Extrema direita e servidão voluntária? Notas iniciais
Servidão Voluntária?
O mais inquietante no cenário atual do avanço transnacional da extrema direita é o método empregado para chegar ao poder. Não se trata da oratória bélica na ponta de fuzis ou de argumentos intolerantes apoiados por tanques nas ruas. Pelo contrário, numa atualização involuntária de Étienne de La Boétie, no universo digital parece surgir uma forma nova de servidão voluntária. Escrito em 1548, quando o autor contava apenas com 18 anos, o Discurso sobre a servidão voluntária foi motivado pela derrota do povo francês, que foi obrigado a aceitar novos impostos, considerados injustos. A questão se impôs: se o povo é sempre muito mais numeroso do que eventuais tiranos, por que a servidão é possível? Não bastaria o mero paralelo numérico para desfavorecer governos autoritários? No entanto, a história demonstra exatamente o oposto e os exemplos de tirania se multiplicam em épocas distantes e em culturas as mais distintas entre si. Haveria então causas estruturais para dar conta dessa recorrência? La Boétie identificou três motivos; concentro-me no terceiro, pois ele abre caminho para uma ponte inesperada entre o século XVI e os dias atuais.[1]
A passagem-colagem que proponho é longa, mas iluminadora, surpreendente mesmo:
Chego agora a um ponto que, na minha opinião, é a fonte principal e o segredo da dominação, o apoio e o fundamento de toda a tirania. (…)
(…) não são as armas que defendem um tirano, mas sempre (…) quatro ou cinco homens que o apóiam e que sujeitam o país inteiro. Sempre foi assim: cinco ou seis (…).
Os seis têm a seu serviço seiscentos, que são corrompidos tanto quanto é o tirano. Desses seiscentos dependem seis mil (…).
Grande é o que vem depois. E quem quiser desenrolar o fio verá que, não seis mil, mas cem mil, e milhões se apegam ao tirano por essa corrente ininterrupta que o solda e prende.[2]
Esquema Ponzi muito avant la lettre, o tirano aciona o contágio mimético do poder pela promessa dos benefícios prometidos a seus cúmplices. Pirâmide autoritária que, se não vejo muito mal, recorda o modelo de monetização de um produto de nicho que domina as redes sociais: a radicalização.
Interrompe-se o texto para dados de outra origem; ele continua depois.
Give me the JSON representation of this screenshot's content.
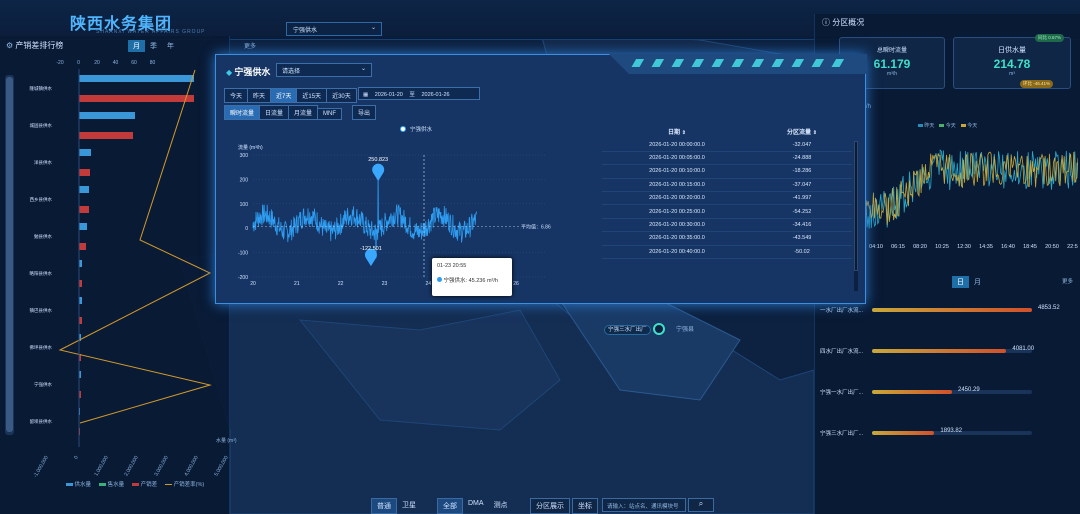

O alcance inédito proporcionado pelo universo digital dessa corrente ininterrupta é potencializado ao máximo pelas grandes plataformas que descobriram na retórica do ódio uma mercadoria que literalmente solda e prende centenas de milhões de pessoas ao redor do globo. A exploração do vício na dopamina barata da escalada aos extremos da violência simbólica – embora, nem sempre simbólica, registre-se – foi importada da economia digital para o terreno da política e seus efeitos são desastrosos para a ordem democrática mundial. Panorama sombrio que exige reformular ao cálculo do qual partimos. Ora, nessa cadeia de interesses os mais variados, “aqueles a quem a tirania parece proveitosa são quase tão numerosos quanto aqueles a quem a liberdade agradaria”.[3]
Os exemplos são legião.
Monetização como método
Donald J. Trump realizou a proeza de transformar sua derrota eleitoral em 2020 numa fonte nada desprezível de lucro: um pouco mais de 200 milhões de dólares em aproximadamente 60 dias![4] O artifício foi simplório: o presidente derrotado iniciou uma campanha de arrecadação de fundos para melhor contestar o resultado das urnas. No Brasil, em chave muito mais modesta, o ex-presidente Jair Messias Bolsonaro recebeu 17,2 milhões de reais em doações após seu insucesso eleitoral.[5] Na Argentina, em fevereiro de 2025, o presidente em exercício, Javier Milei, envolveu-se em negócio nebuloso no lançamento de uma criptomoeda, $LIBRA, que se revelou um perfeito esquema Ponzi. Isto é, um crime financeiro que estampa as digitais de um presidente, numa metáfora selvagem da “servidão voluntária” dos milhões de apoiadores da extrema direita no século XXI. Enquanto escrevo este livro, em Nova York iniciou-se um processo judicial que inclui o nome de Milei num caso de estelionato envolvendo a criptomoeda que ele promoveu em suas redes sociais.[6]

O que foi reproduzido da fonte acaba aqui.